Sunday 27 October 2013

Carpe Diem

The Ikeaesque floor plan is configured for maximum retail exposure and minimum convience, each ascending escalator lost in an opposing corner. Around and around in ever dizzying circles, ever up into the stratopherics and the sports department. We need to buy a football.

A short glance at a map for Provincia Santa Fe, with a bit of local geographical knowledge and you start to understand that booking clerk's incredulity at our decision to get off the train in Ceres. It's a less than obvious way to attempt an attack on the Paraguayan capital, Asunsion. It was a city escape, a chance to heat acclimatise, a nice distance to get into cycle travel mode. However the real reason is more prosaic. Alison, my sister was going be in town volunteering with "Operation Sonrisa", or as I've known it: 'Op. Smile'. A medical 'not for profit' organisation who carry out cleft palate restoration and many of the issues that are associated with the condition. She has volunteered for more years than I can remember, we, by donor and familial association.

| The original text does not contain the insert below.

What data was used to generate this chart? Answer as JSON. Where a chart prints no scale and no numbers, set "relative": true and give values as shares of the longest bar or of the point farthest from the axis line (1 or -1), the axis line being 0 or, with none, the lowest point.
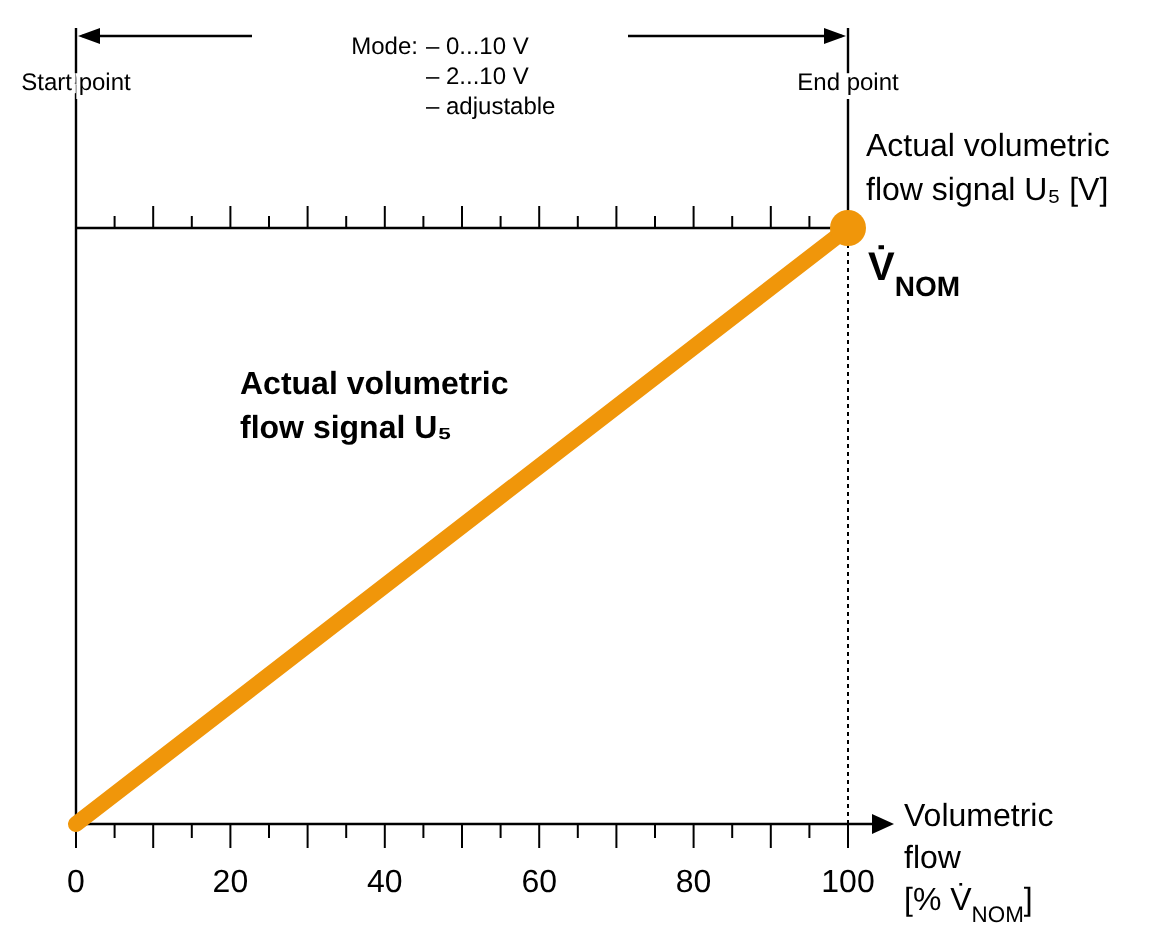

Each of our travels have a habit of managing to not quite coincide, often missing each other by just a few days. That, and we really do want to see how a major medical NGO operates on the ground. Time to correct some deficiencies.

Our tour starts on the upper levels of the massive military hospital, the honour guard were bugling the national flag up the pole, but not for our arrival. Moving down through the floors, down through the differing procedures that a patient progresses along. From the initial assessment, pre-med preparation, a games area where the patients play with plastic syringes and gas masks, to the door of the operating theatre. Which is quite far enough for me. Finally to the recovery ward and the mirrors.

The pervading impression is one of calm, efficiency and a complete and utter absence of blood and bandages. There's no drama, yet it is dramatic. The before and after facial changes are remarkable. Near instant. Only a matter of one hour in the theatre and a life is transformed. Hence the mirrors, and the temporary tongue restraint. It would be near inhuman not to want to explore the new you, the new and entire mouth, the new and normal lip.

At dinner that evening, Alison offers to complete the the tour. Would we like to sit in on a lip operation tomorrow? Seize the opportunity, grab the moment. It's the epitome of travel. Only not for me; they don't need someone disgracing the occasion. I understand they were grateful.

However, The Navigator is made of tougher stuff.

I arrived at the hospital at 8am, in time for the first procedure do the day. I was to be observing a cleft lip correction for a wee girl, Mayra, of about a year old. Alison and I were duly swathed in blue Tyvek gowns, caps, shoe covers and masks and proceeded into the theatre to observe the preparations. My first thought was to be deeply grateful that it was cool - the unit that the technician had sourced after a breakdown yesterday was doing a great job. Then to note how full the place seemed, with at least 15 folk, all masked and gowned, working and supporting three operating tables - and the whole procedure running like an oiled machine. And the smiles. Despite everyone wearing masks, smiling eyes were everywhere.

We watched as Mayra was prepared for surgery, tucked up in warm wraps with heating pads on her ankles and then submerged under a blue surgical sheet with only a small space to expose the lower face. Then the team stood back to 'take 5' and review before starting the procedure. Dan, the floating surgeon for today, stood with us at the foot of the table and explained what was to happen. Don't worry; I won't go into great detail. Suffice to say it was a privilege to watch skilled and dedicated folk at work. An hour later, Mayra had a repaired lip and straightened nose, and in a few days she will be trying out her new smile. Back in the recovery room, she came round quite quickly and before long was proving that her lungs were completely unaffected. She will return to a future mission to have her cleft palate repaired.

The Paraguayan medical system has been heavily proactive in reducing the visible evidence of cleft palate within the community, such that this mission is operating primarily on under one year olds. Yet still they will have the occasional adult and teenager presenting themselves. One father and son family and J.... who is nineteen. It doesn't take a psychologist to divine the playground ostracisation that he's suffered, so it's little wonder that he spent an hour in the recovery ward, staring at his new image. The staff present of a football, the fact that it was in the correct team colours, was a fortuitous bonus. It would be the final act in his remarkable day.